Diamond Lil Davenport, a Klondike Gold Rush madam in Skagway, Alaska was said to have a million dollar smile because her teeth were studded with diamonds. Running one of the most lavish houses bordellos in the boomtown, she was said to have stood nearly six feet tall, was very attractive, and always sported an elaborate diamond collection, one of which was implanted into her teeth.
Diamond Lil was born in Austria-Hungary on September 12, 1881, to a prominent Jewish family and was called Honora Ornstein. At some point, the family immigrated to the United States and settled in Montana where they worked in the cattle business.
She left home when she was just 12 years old and married a man who had an inheritance who introduced to the finer things in life. However, when he ran out of money, she left him. She then began to travel across the country, singing in saloons and her naturally booming voice made her the “toast of the town” in the many places she visited.
When she was working for Alexander Pantages’ Vaudeville Circuit, she went to Skagway, Alaska during the Klondike Gold Rush. There, she took the stage name of Diamond Tooth Lil. But when the vaudeville show moved on she stayed in Skagway and soon opened a “Luxury House” where she entertained only rich men who could pay handsomely for what she had to offer. By that time she was going by the name of Lilian Orinstein and it was here, that she first made a name for herself.

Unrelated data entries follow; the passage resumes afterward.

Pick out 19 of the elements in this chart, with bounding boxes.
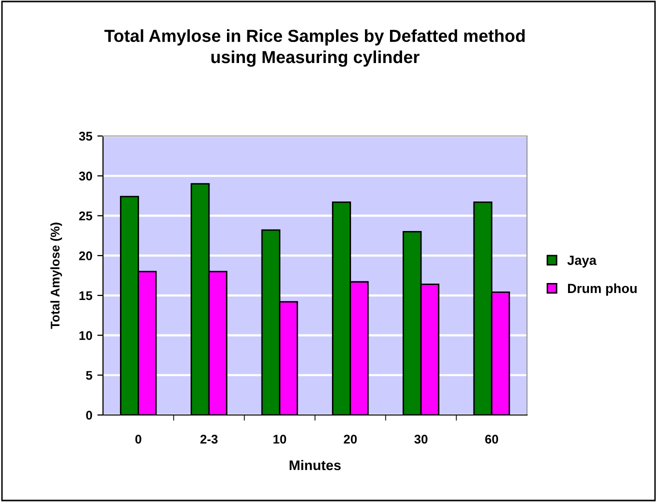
y-tick-label: 0	[86, 410, 92, 420]
x-tick-label: 60	[485, 434, 498, 444]
y-tick-label: 5	[86, 371, 92, 380]
y-tick-label: 20	[79, 251, 92, 260]
y-tick-label: 15	[79, 291, 92, 300]
y-axis-title: Total Amylose (%)	[50, 222, 62, 329]
x-tick-label: 0	[135, 434, 142, 444]
legend-label: Jaya	[567, 256, 597, 268]
x-tick-label: 2-3	[200, 434, 218, 444]
x-tick-label: 30	[414, 434, 428, 444]
y-tick-label: 25	[79, 212, 92, 220]
legend-label: Drum phou	[568, 283, 637, 296]
x-tick-label: 10	[274, 434, 286, 444]
y-tick-label: 10	[79, 331, 92, 340]
chart-title: Total Amylose in Rice Samples by Defatted method using Measuring cylinder	[104, 29, 525, 67]
y-tick-label: 35	[78, 132, 92, 141]
x-tick-label: 20	[344, 434, 357, 444]
y-tick-label: 30	[78, 172, 92, 181]
x-axis-title: Minutes	[290, 460, 341, 470]
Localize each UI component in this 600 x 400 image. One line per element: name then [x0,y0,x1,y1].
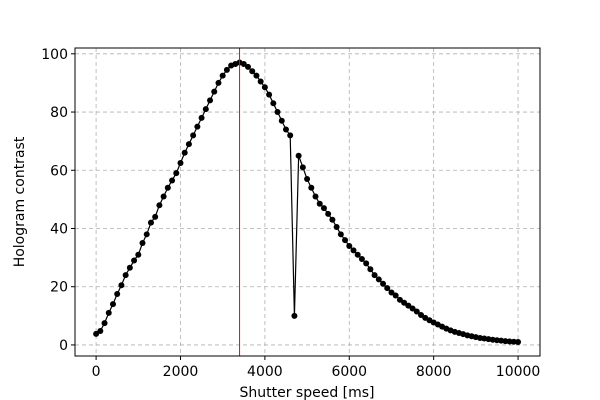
data-point [261,84,268,91]
data-point [207,97,214,104]
data-point [396,296,403,303]
data-point [152,213,159,220]
data-point [173,170,180,177]
data-point [194,123,201,130]
data-point [270,100,277,107]
data-point [219,72,226,79]
data-point [308,184,315,191]
data-point [371,272,378,279]
data-point [316,200,323,207]
data-point [147,219,154,226]
data-point [266,91,273,98]
data-point [375,276,382,283]
data-point [367,266,374,273]
data-point [177,159,184,166]
data-point [287,132,294,139]
x-tick-label: 8000 [416,364,452,380]
data-point [401,299,408,306]
data-point [131,257,138,264]
data-point [363,260,370,267]
x-tick-label: 6000 [331,364,367,380]
data-point [325,210,332,217]
data-point [257,78,264,85]
data-point [291,312,298,319]
data-point [160,193,167,200]
y-axis-label: Hologram contrast [12,136,28,267]
data-point [164,184,171,191]
data-point [109,301,116,308]
data-point [202,106,209,113]
data-point [198,114,205,121]
data-point [342,237,349,244]
x-tick-label: 4000 [247,364,283,380]
data-point [282,126,289,133]
data-point [223,66,230,73]
data-point [295,152,302,159]
data-point [97,327,104,334]
data-point [185,141,192,148]
data-point [240,61,247,68]
data-point [274,109,281,116]
data-point [515,339,522,346]
data-point [135,251,142,258]
data-point [245,63,252,70]
data-point [253,72,260,79]
y-tick-label: 60 [50,163,68,179]
data-point [312,193,319,200]
y-tick-label: 80 [50,105,68,121]
data-point [329,216,336,223]
data-point [409,305,416,312]
y-tick-label: 0 [59,338,68,354]
data-point [380,280,387,287]
data-point [392,292,399,299]
data-point [169,177,176,184]
data-point [418,311,425,318]
data-point [93,330,100,337]
data-point [354,251,361,258]
data-point [122,272,129,279]
data-point [320,205,327,212]
data-point [384,285,391,292]
data-point [190,132,197,139]
data-point [126,264,133,271]
data-point [101,320,108,327]
data-point [139,240,146,247]
data-point [114,290,121,297]
data-point [299,164,306,171]
x-tick-label: 10000 [496,364,541,380]
data-point [304,176,311,183]
y-tick-label: 40 [50,221,68,237]
data-point [249,68,256,75]
data-point [346,242,353,249]
data-point [388,289,395,296]
data-point [118,282,125,289]
data-point [333,224,340,231]
data-point [211,88,218,95]
data-point [156,202,163,209]
y-tick-label: 100 [41,47,68,63]
data-point [143,231,150,238]
data-point [358,256,365,263]
data-point [105,309,112,316]
data-point [215,79,222,86]
x-tick-label: 2000 [163,364,199,380]
plot-frame [74,47,541,357]
data-point [181,149,188,156]
data-point [337,231,344,238]
x-tick-label: 0 [92,364,101,380]
x-axis-label: Shutter speed [ms] [239,385,374,400]
data-point [278,117,285,124]
data-point [350,247,357,254]
data-point [405,302,412,309]
y-tick-label: 20 [50,280,68,296]
data-point [413,308,420,315]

She had the best pianist in town play for her guests. It was rumored that Lil had connections to the underworld in Chicago, but she was always completely honest in running her house.
She was said to have spent a couple of years in Skagway where she collected and wore other diamond-studded jewelry, including a white gold snake bracelet studded with 125 real diamonds that scaled the length of her arm.
She was described by Ella Lang Martinson, who was making a trip north on the S.S. Rosalie in June 1898 to meet her husband:
“Certainly nature had fashioned her into a perfect beauty and at first glance, she did appear to be a person of real refinement. But Diamond Lil was a courtesan in the fullest sense of the word, only entertaining the obviously rich clients who could pay handsomely for what she had to offer. Nevertheless, she was fully entrenched in ‘the world’s oldest profession.”
Today, her bordello still stands in Skagway, called the Red Onion Saloon. On the ground floor of the building was classiest dance hall and saloon in town, while the second floor contained ten small rooms which served as the brothel.
After her stay in Alaska, she returned to the Vaudeville circuit and in 1904, she became the “Voice of St. Louis”, singing “Meet Me In St. Louis”, in the Budweiser Pavilion at the World’s Fair. She continued to travel and earned the monikers the “Toast of the Barbary Coast” and “The Belle of New York”. This gave her the opportunity to meet many rich men and was said to have married several times.
In the 1920s she settled down in Seattle, Washington and invested in apartment houses. She was briefly married to George Miller who she divorced in 1923, just one week before she inherited $150,000 from her mother in Los Angeles.
In the next decade, her mind began to fail and in 1935, her friends committed her to the Western State Hospital, a psychiatric hospital in Yakima, Washington. Her diamonds were sold off one by one to pay for her care. However, her lawyer had some trouble selling the diamonds because some women balked at wearing jewels that were tainted by a woman such as Lil.
She remained at the state hospital until 1961 when her assets had been exhausted and she was moved to a nursing home on welfare.
“At the time of her commitment, she was reported to be wracked with venereal disease and narcotics… Although she is still insane, she apparently is in good physical health.” – Whitehorse Star, May 1961
Diamond Lil died in the nursing home at the age of 93 on June 18, 1975. She had no known relatives.
Her obituary in the New York Times read:
Yakima, Wash., June 20 – Diamond Tooth Lil, a famous dance hall queen of the Alaskan gold rush days, died this week at a nursing home here. She was 92 years old, and her real name was Honora Ornstein.
Lil spent the last 40 years of her life in institutions and watched two fortunes disappear after being the toast of the North.
She earned her first large wages, on the Pantages vaudeville circuit in Alaska, where she acquired her nickname because of the diamond fillings in her teeth. She also collected diamonds.
Committed to the Western State Hospital at Steilacoom, Wash., in 1935, she saw her fortune and her jewels go to the state over the years to pay for her care.
Diamond Lil was buried in a simple grave yesterday.